Common backyard pests in our region include snails, Argentine ants, honeybees, aphids and caterpillars. If you find a critter you can’t identify, submit it to the Department of Agriculture, Weights and Measures so they can figure out if it is harmful to plants or humans.
Agriculture officials often depend on the public to help them find out about new plant-damaging pests and to monitor the spread of those already in the area, which can sometimes lead to quarantines.
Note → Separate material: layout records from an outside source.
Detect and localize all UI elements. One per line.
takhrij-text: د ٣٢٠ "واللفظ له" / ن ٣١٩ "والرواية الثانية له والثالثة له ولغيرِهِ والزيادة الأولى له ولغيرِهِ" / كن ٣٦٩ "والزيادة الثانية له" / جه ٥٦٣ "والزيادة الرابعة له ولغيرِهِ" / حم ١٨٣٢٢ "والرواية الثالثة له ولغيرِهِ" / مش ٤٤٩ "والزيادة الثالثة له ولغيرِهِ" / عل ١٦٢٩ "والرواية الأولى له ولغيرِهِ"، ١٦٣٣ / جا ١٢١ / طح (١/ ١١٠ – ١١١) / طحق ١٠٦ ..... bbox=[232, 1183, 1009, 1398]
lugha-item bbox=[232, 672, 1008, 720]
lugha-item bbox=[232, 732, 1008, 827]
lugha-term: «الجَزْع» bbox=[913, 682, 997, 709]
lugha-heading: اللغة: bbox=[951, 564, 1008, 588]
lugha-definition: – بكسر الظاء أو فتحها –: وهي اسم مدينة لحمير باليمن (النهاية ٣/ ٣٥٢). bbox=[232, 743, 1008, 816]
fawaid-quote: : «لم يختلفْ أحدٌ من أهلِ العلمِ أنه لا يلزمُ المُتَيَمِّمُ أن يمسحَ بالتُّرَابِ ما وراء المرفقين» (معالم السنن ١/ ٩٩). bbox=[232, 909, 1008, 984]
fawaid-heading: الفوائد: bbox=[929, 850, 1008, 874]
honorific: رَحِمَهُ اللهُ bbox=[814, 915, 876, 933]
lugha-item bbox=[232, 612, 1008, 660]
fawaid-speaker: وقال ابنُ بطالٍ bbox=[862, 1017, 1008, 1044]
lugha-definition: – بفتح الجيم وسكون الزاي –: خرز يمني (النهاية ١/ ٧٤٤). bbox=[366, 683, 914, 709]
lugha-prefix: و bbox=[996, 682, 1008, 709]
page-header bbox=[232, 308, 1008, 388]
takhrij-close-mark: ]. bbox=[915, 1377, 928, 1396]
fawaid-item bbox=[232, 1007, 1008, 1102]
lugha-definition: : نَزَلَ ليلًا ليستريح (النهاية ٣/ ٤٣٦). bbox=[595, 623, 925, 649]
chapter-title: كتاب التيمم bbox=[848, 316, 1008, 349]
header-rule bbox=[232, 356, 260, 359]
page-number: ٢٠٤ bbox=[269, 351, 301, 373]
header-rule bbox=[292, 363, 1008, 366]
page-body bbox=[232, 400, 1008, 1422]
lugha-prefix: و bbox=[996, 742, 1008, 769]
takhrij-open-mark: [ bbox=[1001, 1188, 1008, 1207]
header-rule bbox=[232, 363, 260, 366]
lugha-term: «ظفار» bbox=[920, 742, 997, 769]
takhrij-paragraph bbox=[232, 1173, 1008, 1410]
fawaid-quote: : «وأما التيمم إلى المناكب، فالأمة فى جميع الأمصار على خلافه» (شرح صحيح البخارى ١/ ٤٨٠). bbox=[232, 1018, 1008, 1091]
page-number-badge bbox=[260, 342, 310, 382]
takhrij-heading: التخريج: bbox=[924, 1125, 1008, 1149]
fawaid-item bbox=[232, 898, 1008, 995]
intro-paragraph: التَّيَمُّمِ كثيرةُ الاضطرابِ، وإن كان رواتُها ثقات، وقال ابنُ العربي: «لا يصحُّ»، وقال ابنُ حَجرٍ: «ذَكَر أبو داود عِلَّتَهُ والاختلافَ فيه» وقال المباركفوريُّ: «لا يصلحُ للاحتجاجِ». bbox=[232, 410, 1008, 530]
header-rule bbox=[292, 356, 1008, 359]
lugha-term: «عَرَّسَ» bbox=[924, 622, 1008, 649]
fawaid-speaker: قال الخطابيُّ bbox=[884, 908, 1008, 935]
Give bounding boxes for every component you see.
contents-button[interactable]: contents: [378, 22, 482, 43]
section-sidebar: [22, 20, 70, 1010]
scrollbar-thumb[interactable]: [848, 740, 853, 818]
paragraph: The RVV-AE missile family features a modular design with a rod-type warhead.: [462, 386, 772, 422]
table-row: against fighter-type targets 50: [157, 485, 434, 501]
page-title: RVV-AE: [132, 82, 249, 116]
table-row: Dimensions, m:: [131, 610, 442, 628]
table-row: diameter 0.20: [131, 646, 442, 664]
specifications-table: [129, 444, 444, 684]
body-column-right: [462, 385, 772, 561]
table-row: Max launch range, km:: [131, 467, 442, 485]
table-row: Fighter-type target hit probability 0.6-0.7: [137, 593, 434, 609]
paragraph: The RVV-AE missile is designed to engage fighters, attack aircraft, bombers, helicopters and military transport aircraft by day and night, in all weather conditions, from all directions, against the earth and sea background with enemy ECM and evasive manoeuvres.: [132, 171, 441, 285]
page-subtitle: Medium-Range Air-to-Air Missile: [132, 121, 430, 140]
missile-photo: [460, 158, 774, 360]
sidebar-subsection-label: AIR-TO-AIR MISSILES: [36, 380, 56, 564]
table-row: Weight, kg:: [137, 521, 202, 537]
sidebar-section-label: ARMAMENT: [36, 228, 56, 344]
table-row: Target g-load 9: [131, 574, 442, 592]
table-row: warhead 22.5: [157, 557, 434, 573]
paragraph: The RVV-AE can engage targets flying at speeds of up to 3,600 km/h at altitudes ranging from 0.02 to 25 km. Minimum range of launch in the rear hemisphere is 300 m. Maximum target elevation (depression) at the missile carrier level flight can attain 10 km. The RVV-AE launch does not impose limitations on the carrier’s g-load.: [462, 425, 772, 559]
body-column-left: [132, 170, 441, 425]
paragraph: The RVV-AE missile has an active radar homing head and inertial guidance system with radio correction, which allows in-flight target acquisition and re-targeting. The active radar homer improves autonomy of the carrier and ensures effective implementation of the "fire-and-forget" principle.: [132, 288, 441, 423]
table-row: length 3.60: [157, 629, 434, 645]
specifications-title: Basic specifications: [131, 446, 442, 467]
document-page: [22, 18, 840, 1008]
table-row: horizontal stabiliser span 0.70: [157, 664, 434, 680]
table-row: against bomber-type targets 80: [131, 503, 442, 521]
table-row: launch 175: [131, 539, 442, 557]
Current quarantines include: the diaprepes root weevil in the North County, the Mediterranean fruit fly in El Cajon, and the Asian citrus psyllid in areas of the county south of Highway 78.
The County is also working with several other agencies to manage a new pest called the gold-spotted oak borer. It is suspected of damaging or destroying thousands of oak trees in the eastern part of the county.
Other pests may be harmful to humans, such as mosquitoes which can spread West Nile virus. A record-number of human cases was reported in the county last year.
“There’s no way to predict what it will be like this year, but people can help prevent the disease by getting rid of standing water around the yard. Rainwater may still be sitting in the bottom of pots, children’s toys, birdbaths and even old tires. These are perfect breeding sites for mosquitoes,” said Chris Conlan, Vector Ecologist with the Department of Environmental Health.
You can also protect yourself by: wearing long pants and long-sleeved shirts when you are outdoors; using repellent containing DEET, Picaridin, Oil of Lemon Eucalyptus or IR3535 on clothes and skin; and making sure screens on windows and doors do not have holes.